The approach achieves multi-view consistent segmentation by refining coarse 3D predictions with panoptic segmentation models without explicit 3D geometry.
Experiments on synthetic and real-world datasets validate that Instance-NeRF outperforms prior methods, setting a new benchmark for 3D instance segmentation.

Introduction

Instance segmentation, the task distinguishing individual objects within a scene, is essential for scene understanding and manipulation. While 2D instance segmentation has shown great success, generalizing to 3D poses a distinct set of challenges, wrenching the task from the convenience of abundant training data inherent to image-based tasks. The paper presents Instance Neural Radiance Field (Instance-NeRF), a novel method for learning 3D instance segmentation using the paradigms established by NeRF.

Methodology

At the core of this approach lies the ingenious integration of 3D proposal-based mask prediction networks with sampled volumetric features from a pre-trained NeRF. Instance-NeRF is capable of generating discrete 3D instance masks, further contributing to a more nuanced image space projection. Leveraging panoptic segmentation models, 2D segmentation masks are matched to these projections, refining what is already derived from heritage methods.

This setup leads to two substantial distinctions. Firstly, Instance-NeRF ensures segmentation consistency across views without necessitating explicit 3D geometry as input. Secondly, unlike previous works, Instance-NeRF operates in inference without conventional reliance on ground truth labels for 3D segmentation.

Architectural Innovations

Instance-NeRF consists of key architectural components: a pre-trained NeRF for parsing radiance and density fields, and an instance field representing 3D instance information. The Instance-NeRF extends the existing NeRF representation by adding an instance branch, enlightening the network with the ability to delineate objects in 3D scene structures.

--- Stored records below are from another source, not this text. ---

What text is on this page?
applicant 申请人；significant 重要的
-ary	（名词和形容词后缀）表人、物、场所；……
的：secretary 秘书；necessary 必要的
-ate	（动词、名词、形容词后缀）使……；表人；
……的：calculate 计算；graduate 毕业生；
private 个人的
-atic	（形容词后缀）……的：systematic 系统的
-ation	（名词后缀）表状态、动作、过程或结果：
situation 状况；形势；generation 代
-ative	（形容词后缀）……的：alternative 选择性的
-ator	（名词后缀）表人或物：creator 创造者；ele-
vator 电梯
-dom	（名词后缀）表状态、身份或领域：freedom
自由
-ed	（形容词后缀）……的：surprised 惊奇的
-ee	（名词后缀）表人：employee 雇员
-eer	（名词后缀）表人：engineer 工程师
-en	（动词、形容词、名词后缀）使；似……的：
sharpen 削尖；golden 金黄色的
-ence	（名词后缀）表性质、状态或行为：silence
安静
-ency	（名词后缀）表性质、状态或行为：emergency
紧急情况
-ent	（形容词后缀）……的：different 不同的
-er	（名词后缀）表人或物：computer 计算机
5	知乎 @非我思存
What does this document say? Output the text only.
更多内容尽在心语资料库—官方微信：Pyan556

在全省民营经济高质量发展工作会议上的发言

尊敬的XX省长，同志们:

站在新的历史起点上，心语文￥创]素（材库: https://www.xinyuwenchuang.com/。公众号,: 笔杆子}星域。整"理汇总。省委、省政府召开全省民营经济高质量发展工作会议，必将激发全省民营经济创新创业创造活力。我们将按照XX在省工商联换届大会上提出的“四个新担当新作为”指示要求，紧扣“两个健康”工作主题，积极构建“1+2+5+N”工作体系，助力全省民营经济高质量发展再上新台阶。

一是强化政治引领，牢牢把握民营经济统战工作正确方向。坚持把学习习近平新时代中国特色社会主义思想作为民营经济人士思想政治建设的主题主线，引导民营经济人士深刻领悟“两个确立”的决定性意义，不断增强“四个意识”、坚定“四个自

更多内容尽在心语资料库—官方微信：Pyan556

Detailed in the methodology are the NeRF-RCNN and a refinement mechanism that projects coarse 3D segmentation into 2D, refined by consistency matching across views. The architecture also encapsulates a neural instance field, producing multi-view consistent 2D segmentations alongside continuous 3D segmentation.

Experimental Validation

Substantiated by experiments on synthetic and real-world datasets, including the complex indoor scenes of 3D-FRONT, Instance-NeRF yields superior segmentation performance compared to previous NeRF segmentation initiatives and stands tall against competitive 2D segmentation methods on unseen views.

The contribution of this paper, therefore, is threefold: proposing a novel architecture for 3D instance segmentation in NeRF, detailing the training approach for a Neural Instance Field, and showcasing effectiveness through experiments and ablation studies. The instantiation of a method yielding both multi-view consistent 2D segmentation and continuous 3D segmentation from a NeRF representation is among the first of its kind, and the code is publicly available for broader use and development in the research community.

Conclusion

Instance-NeRF heralds a new avenue for exploring 3D instance segmentation intricately tied with the rich and continuous representation provided by NeRF. Its ability to query instance information at any 3D position not only advances NeRF's usability for segmentation and manipulation but undeniably pushes boundaries that blend 2D image segmentation success with 3D geometric understanding. This paper marks a milestone for future efforts in 3D instance segmentation, promising applications in complex real-world scenarios where understanding and manipulating the intricate details of 3D spaces is paramount.